Un’accusa frequente che noi stessi italiani facciamo al nostro cinema è quella di essere poco attuale, di essere distaccato dalla realtà.
Paolo Budassi fa tutt’altro, anzi, va proprio a cercare l’attualità lì dove, trascorsa la parabola mediatica, l’attualità sembra dimenticare, rimuovere. L’attenzione del cortometraggio è del tutto incentrata sulla storia, o meglio su “le storie” che in una notte di terremoto hanno interrotto il loro raccontare. La protagonista ricostruisce il possibile futuro di quelle persone proprio come Budassi riporta l’attenzione sul presente di lei. Lei che proiettando nel futuro gli altri non riesce a far lo stesso con sé stessa. Vive nel ricordo e nella solitudine del ricordo e la scena più personale, più forte e significativa è proprio quella del sogno, l’unica scena che si discosta dal vero e proprio fluire dell’opera.

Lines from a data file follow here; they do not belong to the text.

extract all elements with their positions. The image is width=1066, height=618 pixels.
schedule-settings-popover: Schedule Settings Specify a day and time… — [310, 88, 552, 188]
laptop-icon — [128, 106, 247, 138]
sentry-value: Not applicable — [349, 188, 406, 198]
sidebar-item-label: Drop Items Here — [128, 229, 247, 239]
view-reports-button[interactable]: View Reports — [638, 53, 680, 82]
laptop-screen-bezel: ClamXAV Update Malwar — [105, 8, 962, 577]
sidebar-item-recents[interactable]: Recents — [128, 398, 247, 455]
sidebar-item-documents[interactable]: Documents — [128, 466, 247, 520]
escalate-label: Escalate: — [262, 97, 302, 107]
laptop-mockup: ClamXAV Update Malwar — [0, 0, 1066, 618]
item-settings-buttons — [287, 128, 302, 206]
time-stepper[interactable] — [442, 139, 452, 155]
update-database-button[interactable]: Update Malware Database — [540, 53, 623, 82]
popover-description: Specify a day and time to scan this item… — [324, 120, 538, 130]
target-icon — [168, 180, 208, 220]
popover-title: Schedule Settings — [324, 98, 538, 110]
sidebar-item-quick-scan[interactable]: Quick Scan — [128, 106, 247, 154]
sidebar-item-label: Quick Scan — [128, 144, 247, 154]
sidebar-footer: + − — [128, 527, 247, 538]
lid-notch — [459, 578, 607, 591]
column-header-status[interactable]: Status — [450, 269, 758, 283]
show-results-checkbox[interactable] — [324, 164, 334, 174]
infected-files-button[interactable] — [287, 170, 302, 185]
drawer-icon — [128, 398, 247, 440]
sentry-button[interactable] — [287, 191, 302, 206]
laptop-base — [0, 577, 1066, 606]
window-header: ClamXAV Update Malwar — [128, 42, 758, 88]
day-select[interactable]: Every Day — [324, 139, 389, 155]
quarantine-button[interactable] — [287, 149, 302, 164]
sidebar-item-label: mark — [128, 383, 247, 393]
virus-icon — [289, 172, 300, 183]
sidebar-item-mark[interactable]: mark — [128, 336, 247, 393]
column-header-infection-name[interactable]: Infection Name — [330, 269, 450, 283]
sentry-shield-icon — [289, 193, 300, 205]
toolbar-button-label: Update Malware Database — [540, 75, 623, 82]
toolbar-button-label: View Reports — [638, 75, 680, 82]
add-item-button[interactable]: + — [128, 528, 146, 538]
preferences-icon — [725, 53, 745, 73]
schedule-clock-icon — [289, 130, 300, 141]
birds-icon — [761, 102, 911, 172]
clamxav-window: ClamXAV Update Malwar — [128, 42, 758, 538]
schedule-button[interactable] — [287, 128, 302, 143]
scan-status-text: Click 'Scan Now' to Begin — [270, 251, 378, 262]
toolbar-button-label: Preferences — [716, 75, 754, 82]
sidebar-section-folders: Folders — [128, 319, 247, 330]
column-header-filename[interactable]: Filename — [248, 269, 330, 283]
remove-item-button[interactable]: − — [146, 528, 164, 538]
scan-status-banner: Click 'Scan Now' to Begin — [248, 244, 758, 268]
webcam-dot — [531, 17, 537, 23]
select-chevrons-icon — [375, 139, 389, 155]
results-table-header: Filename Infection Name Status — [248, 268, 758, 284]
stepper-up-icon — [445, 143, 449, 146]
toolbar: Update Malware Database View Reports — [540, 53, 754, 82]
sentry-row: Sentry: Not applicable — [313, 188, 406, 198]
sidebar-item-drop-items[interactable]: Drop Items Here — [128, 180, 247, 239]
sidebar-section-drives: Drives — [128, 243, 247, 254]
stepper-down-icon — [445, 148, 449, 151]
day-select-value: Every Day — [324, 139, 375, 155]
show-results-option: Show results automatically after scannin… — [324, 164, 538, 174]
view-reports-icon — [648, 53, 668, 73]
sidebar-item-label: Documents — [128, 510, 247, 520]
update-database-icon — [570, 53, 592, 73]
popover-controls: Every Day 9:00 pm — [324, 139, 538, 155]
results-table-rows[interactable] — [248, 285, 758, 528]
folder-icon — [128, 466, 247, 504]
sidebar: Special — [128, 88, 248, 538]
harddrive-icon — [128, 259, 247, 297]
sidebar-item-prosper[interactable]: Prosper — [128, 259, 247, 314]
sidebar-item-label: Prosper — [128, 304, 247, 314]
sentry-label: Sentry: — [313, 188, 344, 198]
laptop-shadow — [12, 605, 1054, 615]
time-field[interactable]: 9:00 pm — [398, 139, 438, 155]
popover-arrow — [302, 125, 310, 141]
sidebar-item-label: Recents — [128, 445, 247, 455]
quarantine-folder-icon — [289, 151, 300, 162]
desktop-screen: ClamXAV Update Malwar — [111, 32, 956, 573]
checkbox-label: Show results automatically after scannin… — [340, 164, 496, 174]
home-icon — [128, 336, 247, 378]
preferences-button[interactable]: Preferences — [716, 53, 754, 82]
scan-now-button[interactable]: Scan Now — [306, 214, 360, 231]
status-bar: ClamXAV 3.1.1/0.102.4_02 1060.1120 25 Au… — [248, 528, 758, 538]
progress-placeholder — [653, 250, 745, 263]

A me è parsa come un’indice attraverso cui leggere tutto il resto, la chiave per aprire la stanza del personaggio. Provo a descriverla.
Il sonoro accompagna, con un crescendo di densità sonora, il crescendo di intensità emotiva: la protagonista sogna quella notte, il risveglio sotto le macerie, il montaggio molto frammentato restituisce i più piccoli particolari di dolore e sofferenza. Quando la densità e l’intensità sonora sono al culmine la protagonista si risveglia con un sussulto (bravissima l’attrice con la sua aria distaccata ma pregna di malcelata emotività , sopratutto in questa scena) e cerca quegli elementi vitali, rincorsi per tutto il cortometraggio, aria ed acqua, simboli di ciò che mancava in quella stanza crollata, e ora inseparabili compagni. Oggetti ne sono la bottiglietta d’acqua sempre presente, il vento del parco e il filo d’aria che in questa scena entra dalla finestra socchiusa.

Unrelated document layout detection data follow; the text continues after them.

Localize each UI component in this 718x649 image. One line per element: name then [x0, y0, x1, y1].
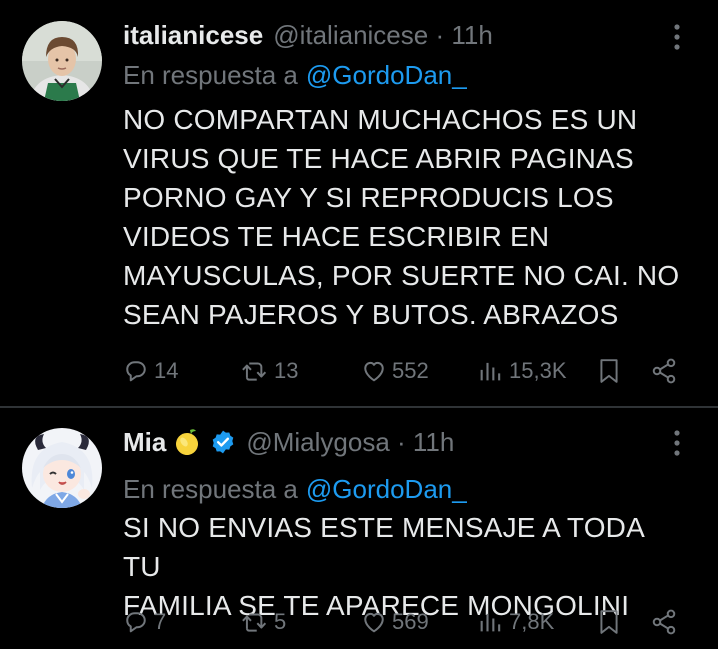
retweet-count: 13	[274, 358, 299, 383]
like-button[interactable]: 552	[360, 351, 429, 391]
heart-icon	[364, 361, 384, 382]
more-vertical-icon[interactable]	[665, 22, 689, 52]
views-chart-icon	[480, 613, 501, 632]
reply-count: 7	[154, 609, 167, 634]
bookmark-button[interactable]	[596, 602, 622, 642]
tweet-2[interactable]: Mia @Mialygosa · 11h En respuesta a @Gord…	[0, 408, 718, 649]
avatar[interactable]	[22, 428, 102, 508]
reply-to-link[interactable]: @GordoDan_	[306, 60, 467, 90]
tweet-text: NO COMPARTAN MUCHACHOS ES UN VIRUS QUE T…	[123, 100, 683, 334]
like-count: 569	[392, 609, 429, 634]
comment-icon	[126, 361, 146, 382]
tweet-1[interactable]: italianicese @italianicese · 11h En resp…	[0, 0, 718, 407]
avatar[interactable]	[22, 21, 102, 101]
more-vertical-icon[interactable]	[665, 428, 689, 458]
tweet-text-line: NO COMPARTAN MUCHACHOS ES UN	[123, 104, 638, 135]
views-chart-icon	[480, 362, 501, 381]
verified-badge-icon[interactable]	[210, 429, 236, 455]
handle-and-time[interactable]: @italianicese · 11h	[273, 20, 493, 51]
reply-prefix: En respuesta a	[123, 474, 298, 504]
reply-button[interactable]: 14	[122, 351, 178, 391]
like-button[interactable]: 569	[360, 602, 429, 642]
views-button[interactable]: 7,8K	[477, 602, 554, 642]
retweet-count: 5	[274, 609, 287, 634]
views-button[interactable]: 15,3K	[477, 351, 567, 391]
tweet-text-line: SEAN PAJEROS Y BUTOS. ABRAZOS	[123, 299, 619, 330]
handle-and-time[interactable]: @Mialygosa · 11h	[246, 427, 454, 458]
comment-icon	[126, 612, 146, 633]
action-bar: 14 13 552 15,3K	[0, 351, 718, 391]
retweet-button[interactable]: 5	[240, 602, 286, 642]
tweet-text-line: PORNO GAY Y SI REPRODUCIS LOS	[123, 182, 614, 213]
reply-to-link[interactable]: @GordoDan_	[306, 474, 467, 504]
share-icon	[652, 358, 676, 384]
reply-count: 14	[154, 358, 179, 383]
reply-context: En respuesta a @GordoDan_	[123, 474, 467, 505]
retweet-icon	[242, 362, 267, 381]
like-count: 552	[392, 358, 429, 383]
share-icon	[652, 609, 676, 635]
bookmark-icon	[600, 610, 618, 634]
tweet-text-line: SI NO ENVIAS ESTE MENSAJE A TODA TU	[123, 512, 644, 582]
bookmark-button[interactable]	[596, 351, 622, 391]
display-name[interactable]: italianicese	[123, 20, 263, 51]
tweet-text-line: MAYUSCULAS, POR SUERTE NO CAI. NO	[123, 260, 680, 291]
action-bar: 7 5 569 7,8K	[0, 602, 718, 642]
tweet-header: Mia @Mialygosa · 11h	[123, 422, 454, 462]
reply-button[interactable]: 7	[122, 602, 166, 642]
tweet-text-line: VIDEOS TE HACE ESCRIBIR EN	[123, 221, 550, 252]
view-count: 15,3K	[509, 358, 567, 383]
retweet-button[interactable]: 13	[240, 351, 298, 391]
view-count: 7,8K	[509, 609, 555, 634]
reply-prefix: En respuesta a	[123, 60, 298, 90]
lemon-emoji-icon	[174, 427, 202, 457]
reply-context: En respuesta a @GordoDan_	[123, 60, 467, 91]
tweet-header: italianicese @italianicese · 11h	[123, 15, 493, 55]
retweet-icon	[242, 613, 267, 632]
share-button[interactable]	[650, 351, 678, 391]
display-name[interactable]: Mia	[123, 427, 166, 458]
bookmark-icon	[600, 359, 618, 383]
share-button[interactable]	[650, 602, 678, 642]
tweet-text-line: VIRUS QUE TE HACE ABRIR PAGINAS	[123, 143, 634, 174]
heart-icon	[364, 612, 384, 633]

Particolare attenzione è data ai colori di questa scena, il rosso ed il verde, anch’essi onnipresenti lungo tutta l’opera. Il rosso sembra rappresentare il ricordo, ciò che non si può dimenticare, o annullare. Rossi sono i dvd, rossi i suoi capelli, rossa la luce sul comodino accanto al letto, luogo del ricordo per eccellenza, rosso è l’accendino con cui quasi punisce sé stessa per aver ricordato ancora, o meglio per non aver ancora dimenticato. Il verde invece, rappresenta di suo la speranza di un nuovo inizio, la possibilità di ricominciare. Il parco è verde, verde è il treno con cui va verso il suo vecchio paese crollato, verde è la finestra da cui prende aria. Bellissima quindi è l’immagine di lei alzatasi dal letto rosso (ricordo) e piegatasi di fianco la finestra verde (speranza di andare avanti). Preso l’accendino, accesa e spenta la fiamma, stampa la sua impronta bollente sul braccio sinistro, quasi a marcarsi, a dire «Io ero sotto le macerie e non ne uscirò mai».
Il resto del corto racconta con una certa piacevole dose di imprevedibilità e sorpresa il progetto immaginato dalla protagonista, costruendo aspettativa e curiosità nello spettatore.
È indiscutibile che La parte che manca sia anche costruito per commuovere, si può quasi dire per “tirar giù una lacrima di consapevolezza” (o di colpevolezza collettiva?), ma tale aspetto non è esasperato, c’è, ma nella quantità che basta per condire il piatto e non per rovinarlo.
Forse aggiungere il montato finale di Leo non era così necessario.